Rhonda: Part of being separated is that you function more as an individual. I don’t define myself primarily as part of a couple. I felt that more in my last relationship.

Now we have more separate friends and interests.


Are you sexually intimate with your separate friends?

Rhonda: We are “monogamous.”

Ellen: You have to draw a line somewhere, and that’s the line.

Rhonda: My work takes up a huge amount of energy. If I was involved in an affair, it would take time away from work, my relationship and my kids. I don’t have time for it.


What is the future of your relationship?

Ellen: Rhonda’s career interest strongly influences where it might go.

We want to live in Provincetown. We’d move there now if it wouldn’t uproot the kids. They must have stability, their friends and a home town. All that is set in motion here and will continue for the next five-to-seven years, until they’re grown.

I’ve told the kids, “The day Chris graduates, the van is backing up to the door.” They can come visit me.

Rhonda has this career-building faze in her life and I am finishing my career as a mother. I’m comfortable with the supportive role. I don’t feel I have to have this incredible career of my own. I value my work as a mother and as a therapist — not things I take lightly — but my relationship with Rhonda is foremost.

Rhonda: I see our future as a continuation of the way we work through change and crisis.

We have resolved so many issues around my going away, which didn’t fall into Ellen’s picture of the perfect…

Ellen: …my little cottage with the little fence.

Rhonda: I’ve seen other couples in similar situations, and the more restrictive situation prevails.

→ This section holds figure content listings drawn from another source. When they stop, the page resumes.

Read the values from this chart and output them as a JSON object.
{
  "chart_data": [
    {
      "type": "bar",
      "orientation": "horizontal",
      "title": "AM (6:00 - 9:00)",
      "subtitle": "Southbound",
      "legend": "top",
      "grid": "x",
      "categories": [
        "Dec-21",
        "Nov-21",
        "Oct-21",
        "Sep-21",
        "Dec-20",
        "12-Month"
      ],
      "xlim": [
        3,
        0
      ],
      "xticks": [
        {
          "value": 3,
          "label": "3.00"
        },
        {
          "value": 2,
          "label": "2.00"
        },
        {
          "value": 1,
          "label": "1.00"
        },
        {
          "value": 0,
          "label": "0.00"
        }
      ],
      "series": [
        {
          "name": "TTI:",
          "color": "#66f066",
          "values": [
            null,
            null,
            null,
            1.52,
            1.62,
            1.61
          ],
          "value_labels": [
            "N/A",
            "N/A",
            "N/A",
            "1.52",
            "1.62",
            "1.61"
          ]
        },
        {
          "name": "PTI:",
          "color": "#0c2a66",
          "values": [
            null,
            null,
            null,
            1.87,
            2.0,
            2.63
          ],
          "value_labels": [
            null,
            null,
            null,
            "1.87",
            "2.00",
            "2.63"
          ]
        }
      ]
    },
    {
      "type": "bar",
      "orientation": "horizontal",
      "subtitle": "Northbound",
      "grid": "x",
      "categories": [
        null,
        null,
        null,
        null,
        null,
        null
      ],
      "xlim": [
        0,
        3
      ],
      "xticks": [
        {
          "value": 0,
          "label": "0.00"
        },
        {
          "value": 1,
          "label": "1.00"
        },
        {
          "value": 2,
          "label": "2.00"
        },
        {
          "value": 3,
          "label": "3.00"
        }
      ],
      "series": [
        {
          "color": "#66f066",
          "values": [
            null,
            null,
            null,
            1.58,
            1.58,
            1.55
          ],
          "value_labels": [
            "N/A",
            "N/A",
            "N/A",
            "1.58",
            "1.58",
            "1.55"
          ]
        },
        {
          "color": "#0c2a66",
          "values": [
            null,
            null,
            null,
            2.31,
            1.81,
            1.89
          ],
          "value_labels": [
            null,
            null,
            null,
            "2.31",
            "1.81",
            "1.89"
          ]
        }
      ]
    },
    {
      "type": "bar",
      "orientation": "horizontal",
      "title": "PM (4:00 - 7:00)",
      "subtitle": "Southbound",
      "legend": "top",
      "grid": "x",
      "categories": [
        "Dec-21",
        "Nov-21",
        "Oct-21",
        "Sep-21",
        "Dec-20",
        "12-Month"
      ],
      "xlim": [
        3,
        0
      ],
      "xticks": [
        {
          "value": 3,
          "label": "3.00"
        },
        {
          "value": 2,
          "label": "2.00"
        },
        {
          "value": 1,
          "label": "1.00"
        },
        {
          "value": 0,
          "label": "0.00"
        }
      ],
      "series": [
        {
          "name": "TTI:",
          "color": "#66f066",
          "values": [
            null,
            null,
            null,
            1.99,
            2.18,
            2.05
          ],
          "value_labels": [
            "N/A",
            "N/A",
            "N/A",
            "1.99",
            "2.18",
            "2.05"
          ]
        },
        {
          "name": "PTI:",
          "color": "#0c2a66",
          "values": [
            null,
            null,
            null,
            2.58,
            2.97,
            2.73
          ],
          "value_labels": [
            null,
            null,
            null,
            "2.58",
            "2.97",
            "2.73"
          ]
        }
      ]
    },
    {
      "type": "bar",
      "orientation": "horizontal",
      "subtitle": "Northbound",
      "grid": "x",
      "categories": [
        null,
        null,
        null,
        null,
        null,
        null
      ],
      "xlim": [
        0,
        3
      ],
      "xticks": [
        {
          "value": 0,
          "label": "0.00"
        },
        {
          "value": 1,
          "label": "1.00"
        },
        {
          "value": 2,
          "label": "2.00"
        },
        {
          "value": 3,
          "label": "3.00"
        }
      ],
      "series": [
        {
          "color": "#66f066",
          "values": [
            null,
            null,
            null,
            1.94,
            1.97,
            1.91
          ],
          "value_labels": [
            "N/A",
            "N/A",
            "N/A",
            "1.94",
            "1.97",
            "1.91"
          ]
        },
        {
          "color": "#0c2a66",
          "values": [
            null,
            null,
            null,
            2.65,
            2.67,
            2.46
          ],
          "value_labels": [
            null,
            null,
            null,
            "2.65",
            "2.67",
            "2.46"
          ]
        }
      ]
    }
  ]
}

It’s very important for me to survive in the relationship and not end up thinking, “If I hadn’t been in this, I would have done so many other things with my life.”

Ellen: I read a wonderful statement: “Everybody thinks they are going to get out of being alone in life.” Certainly, I had that fantasy. When you can sit with your own aloneness, you don’t have to cling to the other person. Out of that grows a solid place within you. That’s been true for me.

We feel a lot of trust and it has grown deeper over the last few years. We’ve been through a lot and we’re very sure of each other and our commitments to each other.


Advice for other couples?

Ellen: Each of us devises creative ways to be a couple. That’s one of the strengths of gay relationships. We get to be our own role models. It’s a pain in the neck, but it’s also freeing.

Once you’ve gone through all of that, you’ve got something very personal.